Soon we were panting, and we barely could continue. We had reached floor 3, and we had no escape in the building. This got even worse when a hallway ended at a window.

We turned around as Zombie Fowler shuffled forward, his gray face twisted into a hideous grin. We knew this could be the end.

I looked at the window. It was glass, with no bars.

“We’re going out the window,” I told Spurzheim.

“What?”

“We’re going out the window.”

“But where will we go? We’ll get caught outside!”

“We have no choice.”

I kicked out the window with my steel toed boots, and it shattered, and the sounds of the traffic came in. Zombie Fowler stopped, confused. I then grabbed Spurzheim by the hand.

We jumped.

“AAAAAAAAAAAAAHHH!” we screamed as we fell the three flights.

We landed, sliding slightly.

Fortunately, the journals were in a tight grip in my hand and never touched the ground. We got up and continued to run.

We heard a thud as we ran, and realized that Zombie Fowler was in hot pursuit. We were doomed.

But then I looked at the cellulose nitrate in Spurzheim’s hand, and got an idea.

“We’re going to the river!” I screamed. “Follow me!”

We ran to the river and reached the edge. Spurzheim followed me and stopped.

“We’re done!” he wailed.

“No we’re not!” I responded.

Zombie Fowler stopped too. We stared at each other.

I then grabbed the cellulose nitrate. I pulled my lighter out of my pocket. I then waved my flash drive in the air.

“Come and get it!”

Zombie Fowler got closer. He was soon right against the river.

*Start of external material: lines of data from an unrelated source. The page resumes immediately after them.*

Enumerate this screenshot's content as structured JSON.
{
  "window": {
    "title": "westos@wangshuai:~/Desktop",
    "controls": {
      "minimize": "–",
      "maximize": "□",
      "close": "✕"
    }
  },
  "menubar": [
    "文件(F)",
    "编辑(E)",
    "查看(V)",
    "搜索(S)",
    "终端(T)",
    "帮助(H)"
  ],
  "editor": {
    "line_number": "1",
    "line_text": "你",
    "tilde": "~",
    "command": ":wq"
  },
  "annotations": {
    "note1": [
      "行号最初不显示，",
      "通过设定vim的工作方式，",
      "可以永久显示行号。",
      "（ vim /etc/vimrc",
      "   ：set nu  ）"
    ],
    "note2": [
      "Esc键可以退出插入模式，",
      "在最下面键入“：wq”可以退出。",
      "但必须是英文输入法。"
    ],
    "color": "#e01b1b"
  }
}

And that’s when I pushed him in. As he swam up, I lit the cellulose nitrate on fire and tossed it in after him.

Flames leapt to the surface as it combusted in the water, and burned up Zombie Fowler. I coughed from the fumes and buried my face into my trench coat.

Spurzheim was coughing horribly too. As he coughed, a glow started to come off the body. Soon M was rolling on the ground as the bluish light left her. Finally, she was still.

I rushed over to her. “M, are you okay?”

She coughed again, and slowly got up. “I think so. What just happened?” She then looked at the flaming river. “Oh my God, we need to call the fire department!”

“Wait. We need to do something first.”

I took the skull and the book. I tossed them into the fire, so that no one could raise Spurzheim again.

“OK, let’s go. You see, it’s a long story…” I trailed off as I realized that I wasn’t holding the flash drive, and hadn’t been since I tossed in Zombie Fowler.


Fortunately, the journals were in my trench coat pocket. I must have just slipped them in automatically, which I should have done from the beginning.